40 years ago, the practice of law was still segregated by race. Yes, there were a handful of [Black] CBA members, but the practice was segregated, and the city was struggling and a federal judge, S. Arthur Spiegel, spoke to my uncle [Hon. Robert S. Black] and to Nathaniel Jones and said, ‘You two men need to step up and call the question.’
So those two judges invited all the leadership, decision makers, managing partners, the leading legal employers, and invited them to a meeting to discuss the state of our profession. When a judge invites you, it’s kind of like a judge orders you.

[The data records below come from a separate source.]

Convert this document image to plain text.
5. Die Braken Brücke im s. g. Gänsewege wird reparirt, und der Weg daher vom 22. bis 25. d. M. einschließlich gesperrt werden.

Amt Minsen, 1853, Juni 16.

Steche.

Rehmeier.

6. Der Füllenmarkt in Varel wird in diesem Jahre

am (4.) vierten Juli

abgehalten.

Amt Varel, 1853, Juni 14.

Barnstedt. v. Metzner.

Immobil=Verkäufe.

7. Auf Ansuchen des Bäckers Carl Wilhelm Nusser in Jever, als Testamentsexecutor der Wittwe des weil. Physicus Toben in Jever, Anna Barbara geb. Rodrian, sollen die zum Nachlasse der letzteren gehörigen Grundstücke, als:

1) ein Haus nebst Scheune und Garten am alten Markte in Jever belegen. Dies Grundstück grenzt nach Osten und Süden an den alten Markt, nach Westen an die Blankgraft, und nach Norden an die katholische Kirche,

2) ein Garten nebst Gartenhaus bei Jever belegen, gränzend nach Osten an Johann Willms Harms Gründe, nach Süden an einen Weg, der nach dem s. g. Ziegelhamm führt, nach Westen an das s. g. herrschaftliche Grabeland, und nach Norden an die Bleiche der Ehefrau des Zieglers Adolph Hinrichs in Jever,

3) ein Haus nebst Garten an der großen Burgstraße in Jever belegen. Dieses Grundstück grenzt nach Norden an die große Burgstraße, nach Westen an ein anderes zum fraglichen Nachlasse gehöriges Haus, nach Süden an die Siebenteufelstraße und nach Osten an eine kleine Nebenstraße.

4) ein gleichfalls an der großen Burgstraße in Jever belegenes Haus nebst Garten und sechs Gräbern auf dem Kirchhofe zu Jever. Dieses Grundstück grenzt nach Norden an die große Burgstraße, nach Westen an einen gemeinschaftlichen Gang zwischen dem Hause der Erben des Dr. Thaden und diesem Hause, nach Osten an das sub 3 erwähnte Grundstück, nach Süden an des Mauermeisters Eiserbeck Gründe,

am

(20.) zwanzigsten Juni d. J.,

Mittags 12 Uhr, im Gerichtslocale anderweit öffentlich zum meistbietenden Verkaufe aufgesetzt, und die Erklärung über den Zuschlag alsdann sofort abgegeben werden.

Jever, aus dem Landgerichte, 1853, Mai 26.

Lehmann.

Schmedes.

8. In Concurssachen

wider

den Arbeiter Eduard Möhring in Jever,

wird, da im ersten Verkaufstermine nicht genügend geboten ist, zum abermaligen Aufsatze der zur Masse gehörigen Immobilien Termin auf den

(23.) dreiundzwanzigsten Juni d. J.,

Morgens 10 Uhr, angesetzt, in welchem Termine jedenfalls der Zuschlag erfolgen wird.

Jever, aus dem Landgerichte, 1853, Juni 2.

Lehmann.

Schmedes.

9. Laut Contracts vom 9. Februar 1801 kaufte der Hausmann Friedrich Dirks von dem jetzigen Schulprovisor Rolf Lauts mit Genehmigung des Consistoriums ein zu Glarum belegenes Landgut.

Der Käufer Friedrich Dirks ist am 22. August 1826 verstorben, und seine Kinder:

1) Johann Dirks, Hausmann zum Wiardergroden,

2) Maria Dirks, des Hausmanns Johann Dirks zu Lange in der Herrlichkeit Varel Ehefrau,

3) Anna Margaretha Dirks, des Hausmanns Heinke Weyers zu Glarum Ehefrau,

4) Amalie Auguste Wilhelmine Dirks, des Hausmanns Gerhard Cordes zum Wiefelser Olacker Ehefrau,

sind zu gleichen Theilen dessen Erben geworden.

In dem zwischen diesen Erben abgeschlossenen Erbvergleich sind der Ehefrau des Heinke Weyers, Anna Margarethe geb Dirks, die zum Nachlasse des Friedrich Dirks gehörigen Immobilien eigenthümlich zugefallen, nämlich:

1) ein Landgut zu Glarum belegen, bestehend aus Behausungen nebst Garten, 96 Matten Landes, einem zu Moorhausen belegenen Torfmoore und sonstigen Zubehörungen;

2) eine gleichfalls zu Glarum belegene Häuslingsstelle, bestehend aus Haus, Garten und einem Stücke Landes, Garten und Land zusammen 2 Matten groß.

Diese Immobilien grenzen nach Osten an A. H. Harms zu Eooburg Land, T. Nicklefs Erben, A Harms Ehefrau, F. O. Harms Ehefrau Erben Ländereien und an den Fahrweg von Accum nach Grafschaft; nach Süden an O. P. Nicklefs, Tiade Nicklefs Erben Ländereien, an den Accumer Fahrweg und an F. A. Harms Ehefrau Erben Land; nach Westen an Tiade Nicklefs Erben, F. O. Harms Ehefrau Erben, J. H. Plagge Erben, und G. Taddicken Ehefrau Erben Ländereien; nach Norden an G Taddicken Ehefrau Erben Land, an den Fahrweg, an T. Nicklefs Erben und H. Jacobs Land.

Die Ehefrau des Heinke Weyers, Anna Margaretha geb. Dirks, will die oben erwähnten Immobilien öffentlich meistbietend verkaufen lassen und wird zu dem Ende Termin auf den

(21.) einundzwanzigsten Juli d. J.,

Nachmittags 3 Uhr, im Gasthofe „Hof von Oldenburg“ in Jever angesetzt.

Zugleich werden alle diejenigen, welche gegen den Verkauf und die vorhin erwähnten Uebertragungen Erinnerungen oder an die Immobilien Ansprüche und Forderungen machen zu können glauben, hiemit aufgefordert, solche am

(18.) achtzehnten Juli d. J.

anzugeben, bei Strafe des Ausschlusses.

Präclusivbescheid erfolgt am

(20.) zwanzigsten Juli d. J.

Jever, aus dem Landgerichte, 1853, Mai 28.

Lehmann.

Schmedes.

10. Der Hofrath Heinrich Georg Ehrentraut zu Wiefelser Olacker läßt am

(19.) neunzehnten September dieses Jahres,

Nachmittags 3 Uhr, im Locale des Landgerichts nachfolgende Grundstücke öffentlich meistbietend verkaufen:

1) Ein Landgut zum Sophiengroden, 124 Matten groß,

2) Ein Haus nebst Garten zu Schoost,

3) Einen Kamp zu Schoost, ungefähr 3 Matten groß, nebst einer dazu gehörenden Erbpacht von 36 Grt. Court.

[They] drew all the decision makers into the same room one spring at what was then Federated Department Stores, now Macy’s. They talked about the fact that the practice of law was segregated, that the city was racist and that it was the responsibility of lawyers to be leaders and to get to work on the continuing path to racial equality.
They met most of the day. As I [understood] it from my uncle, it was loud — indeed, I now have a new word: it was stormy. It was a really frank conversation about how, ‘Are we going to integrate the practice of law?’ The white guys were saying, ‘We’re not going to change our standards,’ and the Black lawyers were saying, ‘That’s offensive, you don’t need to,’ and it went on.
At the end of the meeting, the only thing they really could agree on was, we need to come back and keep having this conversation. So, they came back on the invitation of the judges every 30 days or so, and over time, hearts and minds were affected.
— Hon. Timothy A. Black, in conversation with fellow Round Table co-convener Hon. Jeffery P. Hopkins, and U.S. Attorney Kenneth Parker
Our great challenge right now moving forward is truly the retention issue. I was on a program in Washington a couple of months ago and we were talking about diversity and inclusion, particularly in the law firm setting, and sadly law is one of the last professions [to diversify] and it shouldn’t be. We should be the leaders in this. ‘Equal justice under the law’ — it’s inscribed on the Supreme Court building. We should be all about this, but law firms in general, “Big Law”, are the least diverse of professions. You’ve got more diversity in financial management, accounting and some others, but not in law, and we need to change that paradigm.
The point that I made at this program in Washington, it was a room filled with debt restructuring professionals, [is that] you kind of always need a mentor in that law firm. You need someone who is willing to be your sponsor, to be your mentor, because by and large, when you come out of law school, you don’t know anything. You don’t know really what a complaint looks like, you don’t know where the clerk’s office is, you can’t do anything. You need to have someone help guide you and round your skills and become the attorney.
The shortcoming when it comes to race, unfortunately — there’s almost a visceral reaction. Some of the [same] things that Judge McClain faced, [like] when we do a project but we don’t quite get it right, sometimes we’re looked down upon. ‘Yup, see, told you so, you can’t handle it’, when that should be an opportunity for us to embrace that person and train that lawyer up to be the skillful attorney that they can become.
We need to get beyond race and look at the skills and look at the individual character that they bring to the practice and really work hard to integrate. That’s our great challenge right now. It’s just the retention issue and then the promotion issue. We can get kids in, but we can’t keep them, for whatever reasons. I just think that we have to overcome our own instincts, our own faults, if you will, in terms of looking at race and looking at ability and associating the two together.
— Hon. Jeffery P. Hopkins, in conversation with the Hon. Timothy A. Black and U.S. Attorney Kenneth Parker
— Remington A. Jackson, BLAC president
The BLAC-CBA Round Table set forth a five-year strategic plan in 2019, focused on programs, resource development, governance, membership and stakeholder engagement.